Fresh-milled, locally grown wheat has been part of our operations since we opened. I still remember the first time I tried muffins baked with freshly milled wheat, encouraged by a friend of mine about nine years ago who had a tabletop mill. It’s like trying coffee brewed with freshly ground beans for the first time – the flavors and aromas are so much more distinct!
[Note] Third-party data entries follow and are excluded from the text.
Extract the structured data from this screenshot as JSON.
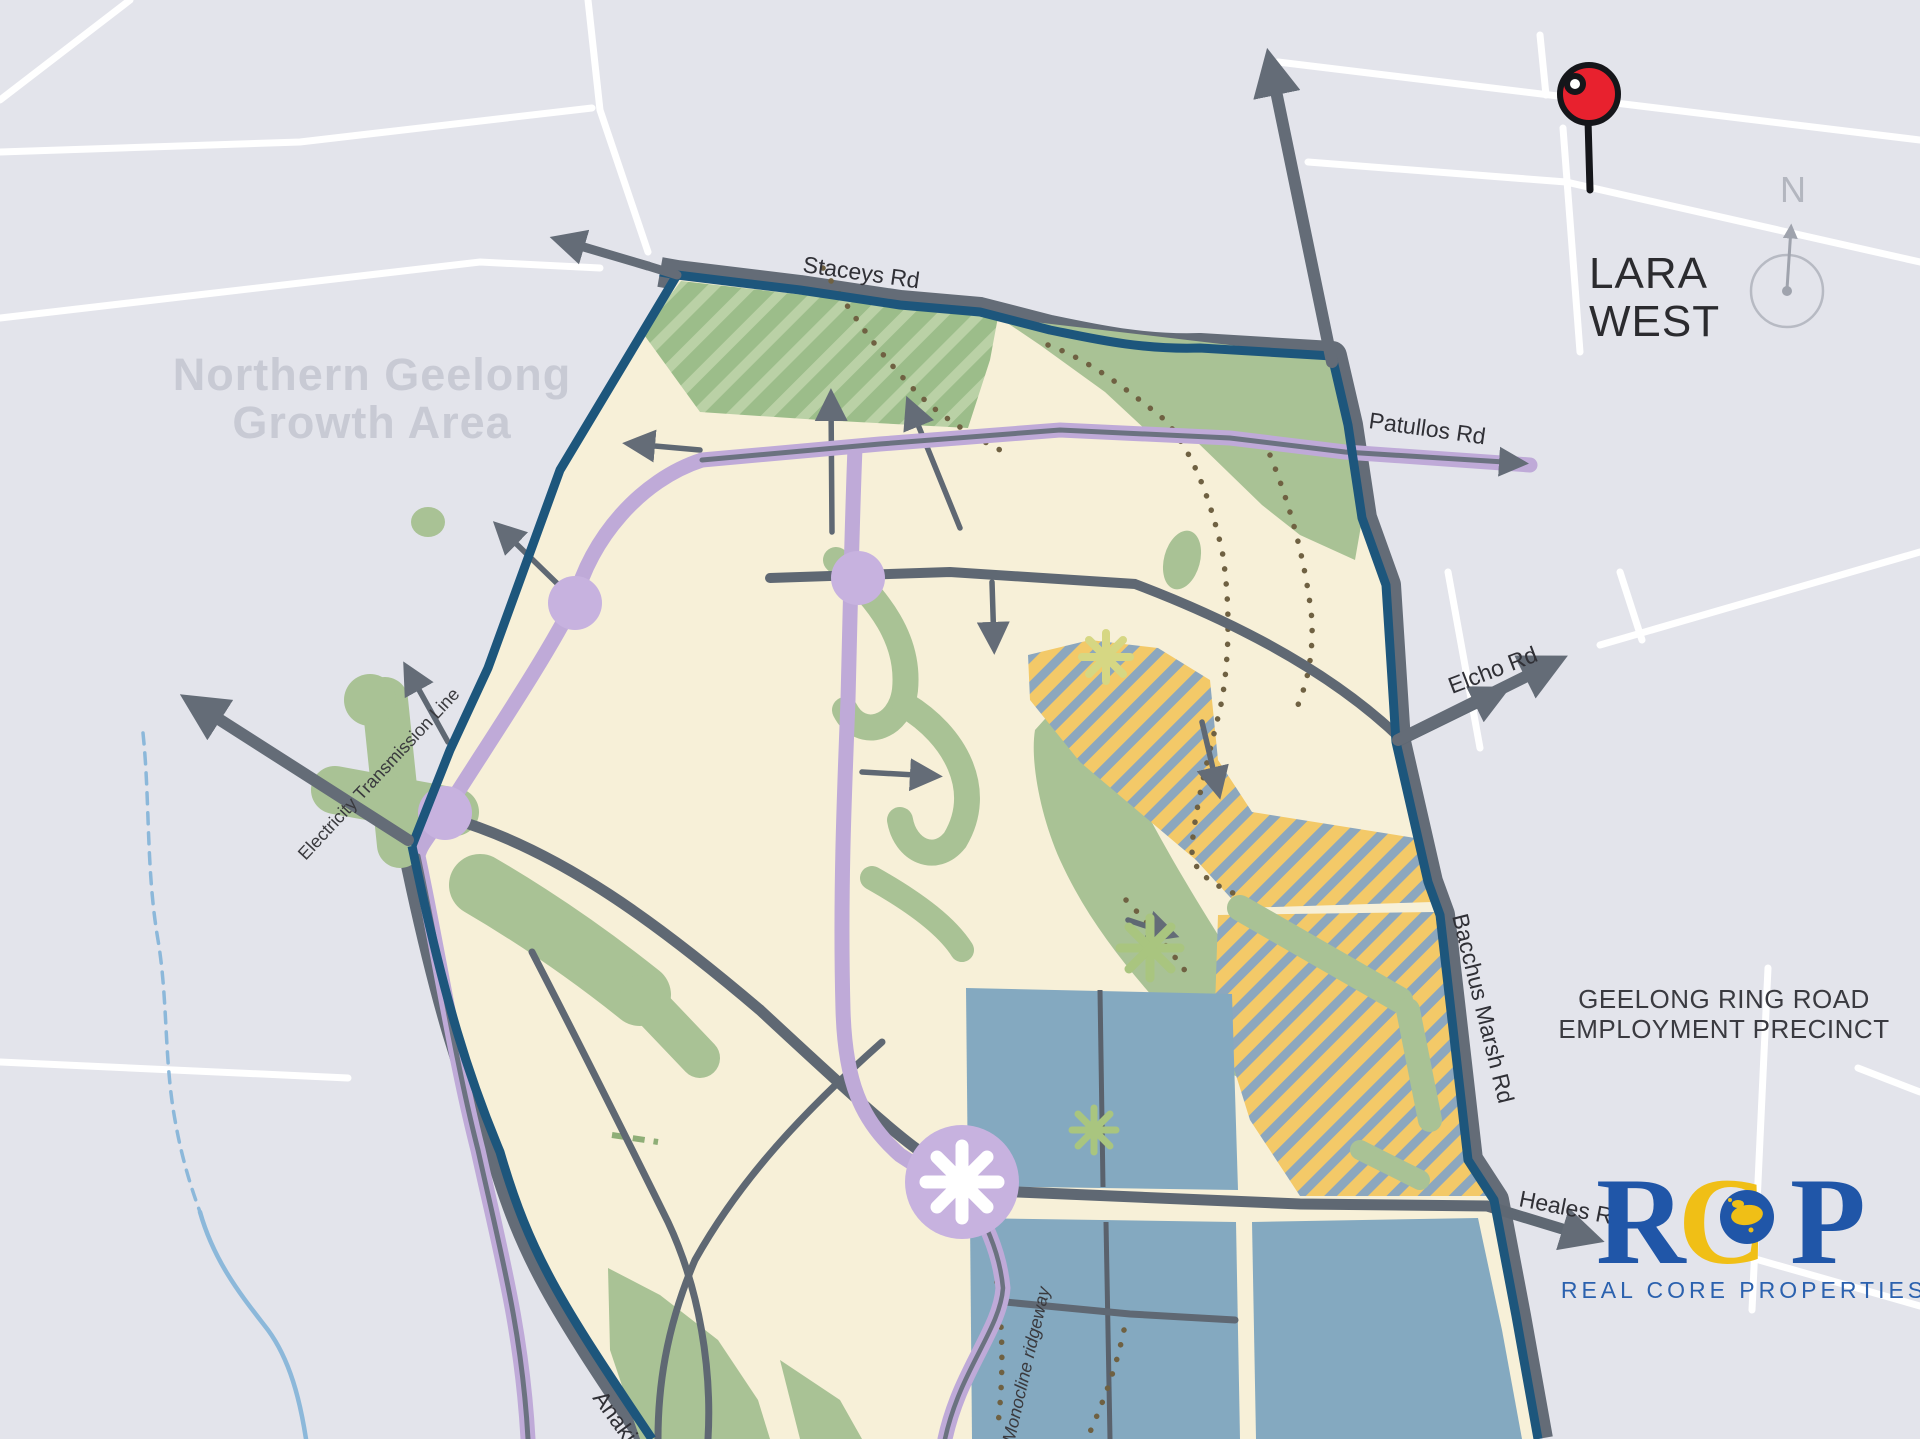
{
  "region": {
    "growth_area_line1": "Northern Geelong",
    "growth_area_line2": "Growth Area",
    "employment_line1": "GEELONG RING ROAD",
    "employment_line2": "EMPLOYMENT PRECINCT"
  },
  "title": {
    "line1": "LARA",
    "line2": "WEST"
  },
  "roads": {
    "staceys": "Staceys Rd",
    "patullos": "Patullos Rd",
    "elcho": "Elcho Rd",
    "bacchus_marsh": "Bacchus Marsh Rd",
    "heales": "Heales Rd",
    "anakie": "Anakie Rd"
  },
  "annotations": {
    "transmission_line": "Electricity  Transmission Line",
    "monocline": "Monocline  ridgeway"
  },
  "compass": {
    "north_label": "N"
  },
  "logo": {
    "letter_r": "R",
    "letter_c": "C",
    "letter_p": "P",
    "tagline": "REAL CORE PROPERTIES"
  },
  "colors": {
    "background": "#e3e4eb",
    "white_road": "#ffffff",
    "precinct_cream": "#f7f0d8",
    "green": "#a9c295",
    "green_hatch_light": "#bad1a6",
    "green_hatch_dark": "#9cbd8a",
    "boundary_navy": "#1d567c",
    "road_gray": "#646c77",
    "purple_road": "#bfaad8",
    "purple_node": "#c7b2df",
    "hatch_yellow": "#f3c968",
    "hatch_blue": "#8ca7be",
    "blue_parcel": "#84a9c0",
    "pin_red": "#e8212e",
    "logo_blue": "#2056a8",
    "logo_gold": "#f0bf16",
    "creek_blue": "#8cb8da",
    "dot_brown": "#6f6142"
  }
}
And, I was so excited to be in a community where we would be able to source one of our primary ingredients directly from a local farm. In recent years, much more effort and research has gone into developing better whole grain recipes as well as breeding different wheat varieties that offer desirable properties for farmers, brewers, bakers, chefs, home cooks, and more. Wheat and grains are kind of like the final frontier for the farm to fork revival, and encouraging and supporting regional grain economies provides not only a renewed connection to an ancient crop that has sustained human life for thousands of years, but also builds resiliency within a community by encouraging more growing, milling, brewing, and baking at a local scale.
What do you think is the most common mistake home bakers make?
Being afraid of a recipe! I’m a perfectionist which means that sometimes the idea of "messing up" a recipe will make me not want to try it or give up part-way through. But, while baking can be intimidating especially to people who like to cook by feel versus by recipe, baking actually can offer a great opportunity for creativity, especially once you understand some of the basic fundamentals (and get to work with great produce).
And even if you make a mistake, most "mistakes" typically come out pretty tasty. ( Unless, you forget the sugar. Been there, done that… ) Oh, and if you’re really getting into at-home baking, buy a scale. It will change your baking life! Measure ingredients by weight, versus by volume, for even more predictable and consistent results.